RED HARVEST by Dashiell Hammett

“Damn the rock,” Noonan barked. “And stop bleeding on my rug.”

MacSwain hunted in his pocket for a dirty handkerchief, mopped his nose and mouth with it, and jabbered on:

“That’s the way it was, chief. Everything else was like I said at the time, only I didn’t say anything about hearing him say Max done it. I know I hadn’t ought to–”

“Shut up,” Noonan said, and pressed one of the buttons on his desk.

A uniformed copper came in. The chief jerked a thumb at MacSwain and said:

“Take this baby down cellar and let the wrecking crew work on him before you lock him up.”

MacSwain started a desperate plea, “Aw, chief!” but the copper took him away before he could get any farther.

Noonan stuck a cigar at me, tapped the document with another and asked:

“Where’s this broad?”

“In the City Hospital, dying. You’ll have the ‘cuter get a stiff out of her? That one’s not so good legally–I framed it for effect. Another thing– I hear that Peak Murry and Whisper aren’t playmates any more. Wasn’t Murry one of his alibis?”

The chief said, “He was,” picked up one of his phones, said, “McGraw,” and then: “Get hold of Peak Murry and ask him to drop in. And have Tony Agosti picked up for that knife-throwing.”

He put the phone down, stood up, made a lot of cigar smoke, and said through it:

“I haven’t always been on the up-and-up with you.”

I thought that was putting it mildly, but I didn’t say anything while he went On:

“You know your way around. You know what these jobs are. There’s this one and that one that’s got to be listened to. Just because a man’s chief of police doesn’t mean he’s chief. Maybe you’re a lot of trouble to somebody that can be a lot of trouble to me. Don’t make any difference if I think you’re a right guy. I got to play with them that play with me. See what I mean?”

I wagged my head to show I did.

“That’s the way it was,” he said. “But no more. This is something else, a new deal. When the old woman kicked off Tim was just a lad. She said to me, ‘Take care of him, John,’ and I promised I would. And then Whisper murders him on account of that tramp.” He reached down and took my hand. “See what I’m getting at? That’s a year and a half ago, and you give me my first chance to hang it on him. I’m telling you there’s no man in Personville that’s got a voice big enough to talk you down. Not after today.”

That pleased me and I said so. We purred at each other until a lanky man with an extremely up-turned nose in the middle of a round and freckled face was ushered in. It was Peak Murry.

“We were just wondering about the time when Tim died,” the chief said when Murry had been given a chair and a cigar, “where Whisper was. You were out to the Lake that night, weren’t you?”

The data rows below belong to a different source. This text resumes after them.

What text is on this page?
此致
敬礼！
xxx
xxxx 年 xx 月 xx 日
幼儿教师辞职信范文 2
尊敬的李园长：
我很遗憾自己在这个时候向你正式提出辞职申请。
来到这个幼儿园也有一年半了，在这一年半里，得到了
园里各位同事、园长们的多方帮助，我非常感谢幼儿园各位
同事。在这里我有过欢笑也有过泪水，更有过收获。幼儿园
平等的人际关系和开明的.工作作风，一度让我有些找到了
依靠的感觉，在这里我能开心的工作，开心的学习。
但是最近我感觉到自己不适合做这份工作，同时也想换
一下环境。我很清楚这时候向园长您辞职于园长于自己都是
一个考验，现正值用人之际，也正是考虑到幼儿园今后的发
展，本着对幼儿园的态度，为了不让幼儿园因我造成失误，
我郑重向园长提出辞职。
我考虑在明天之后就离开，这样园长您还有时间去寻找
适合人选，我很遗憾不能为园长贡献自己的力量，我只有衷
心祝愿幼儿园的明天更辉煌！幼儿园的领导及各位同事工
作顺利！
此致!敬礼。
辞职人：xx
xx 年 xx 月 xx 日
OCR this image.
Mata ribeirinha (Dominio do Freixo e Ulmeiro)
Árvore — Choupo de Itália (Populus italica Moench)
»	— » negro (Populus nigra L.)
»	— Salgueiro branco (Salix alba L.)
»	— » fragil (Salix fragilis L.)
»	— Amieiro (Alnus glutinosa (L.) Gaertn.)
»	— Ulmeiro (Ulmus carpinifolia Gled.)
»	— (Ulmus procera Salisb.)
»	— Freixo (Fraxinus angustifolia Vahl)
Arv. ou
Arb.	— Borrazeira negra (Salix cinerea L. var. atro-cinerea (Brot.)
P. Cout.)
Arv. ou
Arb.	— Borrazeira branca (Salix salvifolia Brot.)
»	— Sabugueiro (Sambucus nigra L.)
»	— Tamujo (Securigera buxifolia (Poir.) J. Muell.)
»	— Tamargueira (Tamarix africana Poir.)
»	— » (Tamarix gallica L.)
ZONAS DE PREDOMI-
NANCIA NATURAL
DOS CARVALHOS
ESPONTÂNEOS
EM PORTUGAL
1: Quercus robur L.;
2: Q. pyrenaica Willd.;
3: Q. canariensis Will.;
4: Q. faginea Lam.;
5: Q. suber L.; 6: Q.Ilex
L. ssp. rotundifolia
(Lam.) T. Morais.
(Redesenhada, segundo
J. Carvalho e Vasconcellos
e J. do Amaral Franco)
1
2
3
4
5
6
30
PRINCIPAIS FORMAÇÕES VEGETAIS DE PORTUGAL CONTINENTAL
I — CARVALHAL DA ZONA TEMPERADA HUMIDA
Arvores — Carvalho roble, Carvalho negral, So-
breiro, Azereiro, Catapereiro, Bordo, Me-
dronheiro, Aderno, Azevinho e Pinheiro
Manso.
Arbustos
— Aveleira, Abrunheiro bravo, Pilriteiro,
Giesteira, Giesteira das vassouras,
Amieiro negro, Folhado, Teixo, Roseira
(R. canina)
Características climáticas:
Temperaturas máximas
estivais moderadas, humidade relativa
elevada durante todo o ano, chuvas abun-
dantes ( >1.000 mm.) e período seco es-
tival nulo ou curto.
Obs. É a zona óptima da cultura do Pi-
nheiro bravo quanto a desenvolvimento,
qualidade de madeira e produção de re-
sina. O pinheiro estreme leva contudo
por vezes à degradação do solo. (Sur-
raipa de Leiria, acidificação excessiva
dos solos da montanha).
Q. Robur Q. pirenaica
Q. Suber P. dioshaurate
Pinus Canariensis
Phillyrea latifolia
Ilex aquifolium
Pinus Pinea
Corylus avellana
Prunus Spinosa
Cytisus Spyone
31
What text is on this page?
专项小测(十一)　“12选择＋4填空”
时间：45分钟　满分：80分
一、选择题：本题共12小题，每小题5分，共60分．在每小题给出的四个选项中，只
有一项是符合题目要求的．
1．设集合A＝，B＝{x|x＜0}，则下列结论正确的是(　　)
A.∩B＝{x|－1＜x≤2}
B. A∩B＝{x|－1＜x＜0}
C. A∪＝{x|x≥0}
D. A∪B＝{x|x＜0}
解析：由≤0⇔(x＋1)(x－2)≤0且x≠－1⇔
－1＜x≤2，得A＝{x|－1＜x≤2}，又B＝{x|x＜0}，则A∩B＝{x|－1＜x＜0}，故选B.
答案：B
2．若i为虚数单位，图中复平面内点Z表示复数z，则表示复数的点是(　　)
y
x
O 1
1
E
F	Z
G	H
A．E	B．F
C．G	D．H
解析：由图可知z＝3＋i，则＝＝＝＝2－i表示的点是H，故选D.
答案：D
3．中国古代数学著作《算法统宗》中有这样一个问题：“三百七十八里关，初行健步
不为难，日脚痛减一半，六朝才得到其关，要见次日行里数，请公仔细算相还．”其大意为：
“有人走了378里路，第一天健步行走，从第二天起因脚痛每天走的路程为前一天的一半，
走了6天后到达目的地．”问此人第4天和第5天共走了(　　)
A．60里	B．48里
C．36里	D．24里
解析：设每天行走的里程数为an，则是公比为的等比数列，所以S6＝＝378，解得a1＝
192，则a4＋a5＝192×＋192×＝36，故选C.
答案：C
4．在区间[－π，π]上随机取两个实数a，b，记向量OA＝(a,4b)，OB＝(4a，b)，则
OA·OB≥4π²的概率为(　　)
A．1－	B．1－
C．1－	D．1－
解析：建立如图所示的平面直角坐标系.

“Yep,” Murry said and the end of his nose got sharper.

“With Whisper?”

“I wasn’t with him all the time.”

“Were you with him at the time of the shooting?”

“Nope.”

The chief’s greenish eyes got smaller and brighter. He asked softly:

“You know where he was?”

“Nope.”

The chief sighed in a thoroughly satisfied way and leaned back in his chair.

“Damn it, Peak,” he said, “you told us before that you were with him at the bar.”

“Yep, I did,” the lanky man admitted. “But that don’t mean nothing except that he asked me to and I didn’t mind helping out a friend.”

“Meaning you don’t mind standing a perjury rap?”

“Don’t kid me.” Murry spit vigorously at the cuspidor. “I didn’t say nothing in no court rooms.”

“How about Jerry and George Kelly and O’Brien?” the chief asked. “Did they say they were with him just because he asked them to?”

“O’Brien did. I don’t know nothing about the others. I was going out of the bar when I run into Whisper, Jerry and Kelly, and went back to have a shot with them. Kelly told me Tim had been knocked off. Then Whisper says, ‘It never hurts anybody to have an alibi. We were here all the time, weren’t we?’ and he looks at O’Brien, who’s behind the bar. O’Brien says, ‘Sure you was,’ and when Whisper looks at me I say the same thing. But I don’t know no reasons why I’ve got to cover him up nowadays.”